Thursday, April 19, 2007

How Many Spots Does the Leopard Have?

by Julius Lester, illustrated by David Shannon. Scholastic, 1989.

I am reading this collection of folktales to my first graders this month. They are on the edge of their seats. They can hardly contain themselves till I get to the end of the story with all their questions and comments. I am one of those readers who doesn't like to be interrupted. I think it breaks up the magic of the story to have questions interjected, even for important vocabulary. I would rather have the listeners hold their questions and try to figure out the meaning from the context, so I ask them to listen and then open the floor for comments at the end. These stories are so exciting and fascinating the children are bursting with things to say.

Lester has a unique style that blends poetic language with complex description that beguiles children and excites them. He starts the story "Why Dogs Chase Cats" with "Long before time wound its watch and started ticking and chasing after tomorrow, which it can never catch up to, well, that was the time when Dog and Cat were friends." He describes dog as having "the best hearing of almost any animal in the world. Dog could hear a raindrop fall on cotton." When dog tries to scare away Gorilla, Gorilla picks him up and throws him over his shoulder. "It was three days and five nights before Dog came down to earth." Lester says.

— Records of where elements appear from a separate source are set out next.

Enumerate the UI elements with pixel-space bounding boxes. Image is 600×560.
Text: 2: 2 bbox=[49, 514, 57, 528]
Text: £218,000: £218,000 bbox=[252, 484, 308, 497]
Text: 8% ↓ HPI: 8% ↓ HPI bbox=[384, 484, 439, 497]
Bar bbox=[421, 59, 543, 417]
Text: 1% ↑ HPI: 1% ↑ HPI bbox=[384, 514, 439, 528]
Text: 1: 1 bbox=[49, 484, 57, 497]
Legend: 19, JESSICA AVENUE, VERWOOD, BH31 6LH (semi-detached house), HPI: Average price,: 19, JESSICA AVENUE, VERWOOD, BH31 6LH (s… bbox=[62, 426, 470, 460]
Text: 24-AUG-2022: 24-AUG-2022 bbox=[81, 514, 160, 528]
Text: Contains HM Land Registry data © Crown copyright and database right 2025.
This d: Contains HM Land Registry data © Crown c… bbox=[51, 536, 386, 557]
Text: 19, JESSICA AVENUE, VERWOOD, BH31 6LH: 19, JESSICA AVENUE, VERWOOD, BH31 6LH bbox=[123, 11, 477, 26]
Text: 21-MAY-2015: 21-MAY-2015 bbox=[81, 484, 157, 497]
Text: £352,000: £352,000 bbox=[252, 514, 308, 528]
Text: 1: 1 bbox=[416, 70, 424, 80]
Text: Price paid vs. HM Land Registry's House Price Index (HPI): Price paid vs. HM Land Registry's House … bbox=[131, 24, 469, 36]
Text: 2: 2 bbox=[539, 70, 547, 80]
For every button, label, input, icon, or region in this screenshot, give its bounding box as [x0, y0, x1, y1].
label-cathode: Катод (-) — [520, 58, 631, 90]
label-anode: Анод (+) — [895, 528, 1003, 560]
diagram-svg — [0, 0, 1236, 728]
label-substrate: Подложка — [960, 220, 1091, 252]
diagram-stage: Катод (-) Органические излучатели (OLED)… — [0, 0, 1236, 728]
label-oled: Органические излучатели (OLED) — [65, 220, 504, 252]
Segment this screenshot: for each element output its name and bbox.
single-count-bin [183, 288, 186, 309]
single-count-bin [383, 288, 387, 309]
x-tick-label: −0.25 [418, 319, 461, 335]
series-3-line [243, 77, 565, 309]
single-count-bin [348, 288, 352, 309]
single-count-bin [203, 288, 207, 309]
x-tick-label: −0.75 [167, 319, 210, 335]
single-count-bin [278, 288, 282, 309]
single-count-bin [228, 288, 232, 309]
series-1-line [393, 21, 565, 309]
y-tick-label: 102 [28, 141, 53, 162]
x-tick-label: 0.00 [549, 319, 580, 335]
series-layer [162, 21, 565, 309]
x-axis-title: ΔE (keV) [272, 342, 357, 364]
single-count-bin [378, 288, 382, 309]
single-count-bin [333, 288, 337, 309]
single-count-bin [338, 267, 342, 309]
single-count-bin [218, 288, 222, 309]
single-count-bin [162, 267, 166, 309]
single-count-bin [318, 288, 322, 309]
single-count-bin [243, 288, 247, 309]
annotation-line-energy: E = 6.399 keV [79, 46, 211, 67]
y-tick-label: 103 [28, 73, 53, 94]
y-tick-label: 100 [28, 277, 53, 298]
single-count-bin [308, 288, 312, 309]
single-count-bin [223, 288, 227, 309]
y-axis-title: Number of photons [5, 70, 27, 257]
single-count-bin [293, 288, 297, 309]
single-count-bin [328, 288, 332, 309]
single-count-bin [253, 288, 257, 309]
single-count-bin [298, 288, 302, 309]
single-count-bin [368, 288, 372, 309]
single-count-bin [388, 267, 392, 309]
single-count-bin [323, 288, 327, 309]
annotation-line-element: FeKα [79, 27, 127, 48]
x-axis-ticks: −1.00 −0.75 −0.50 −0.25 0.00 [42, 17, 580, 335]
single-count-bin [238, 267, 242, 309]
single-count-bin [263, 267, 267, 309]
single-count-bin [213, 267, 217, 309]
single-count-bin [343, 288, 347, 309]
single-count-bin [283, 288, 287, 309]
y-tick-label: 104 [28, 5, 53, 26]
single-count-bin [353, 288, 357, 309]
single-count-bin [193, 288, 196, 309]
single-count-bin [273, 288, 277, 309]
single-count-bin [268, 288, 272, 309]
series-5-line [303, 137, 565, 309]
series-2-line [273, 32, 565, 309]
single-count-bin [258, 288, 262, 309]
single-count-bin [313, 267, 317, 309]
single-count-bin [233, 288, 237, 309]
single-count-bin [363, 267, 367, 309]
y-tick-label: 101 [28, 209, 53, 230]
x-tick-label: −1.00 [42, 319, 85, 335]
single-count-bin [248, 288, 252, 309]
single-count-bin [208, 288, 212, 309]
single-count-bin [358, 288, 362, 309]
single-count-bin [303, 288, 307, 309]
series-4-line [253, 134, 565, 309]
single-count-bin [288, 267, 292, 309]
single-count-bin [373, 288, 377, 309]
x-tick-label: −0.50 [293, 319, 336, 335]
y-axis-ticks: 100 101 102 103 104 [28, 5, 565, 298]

The children puzzle over that. They know that doesn't make sense, what could it mean? Several children speculated that Dog was thrown up to the moon and by the time he came down the earth had rotated into next week.

Many of these stories read like a child's dream, with a logic that is magical and resolutions that answer our deepest fears. Lester has fabulous monsters so scary that "even the moon wishes she had someplace to hide." In the story The Bird That Made Milk a group of children run away from home to try to bring back the bird they let escape. When the Monster Who Eats Children comes knocking on the door where the children are hiding, the oldest boy has magic to make a new door in the back of the house. The children escape and run until they are tired. They climb trees and sing to the tree "Be Strong! Be Strong!" so the Monster cannot chop down the tree. When the children are tired and out of breath from singing a flock of birds comes out of the sky and carries them home to safety. My students are breathless with anticipation over what will happen to these mischievous children and visibly relieved when they find their way home to their welcoming parents.

Julius Lester is African American and Jewish. He has been on the faculty at University of Massachusetts since 1971 as a professor in the Judaic and Near Eastern Studies Department, and adjunct professor of History. He has published 35 books for children and adults. He has recorded two two albums of original songs. He is an accomplished photographer with photographs in the Smithsonian, permanent collections at Howard University and several high profile shows. He blogs at A Commonplace Book, where his photographs, essays and favorite quotes inspire me every day.

More links:

Book list
Author's Guild home page

1 comment:

Saints and Spinners said...

Several children speculated that Dog was thrown up to the moon and by the time he came down the earth had rotated into next week.

I love that.

If you haven't read it already, check out Julius Lester's When the Beginning Began. It's one of my favorites by him.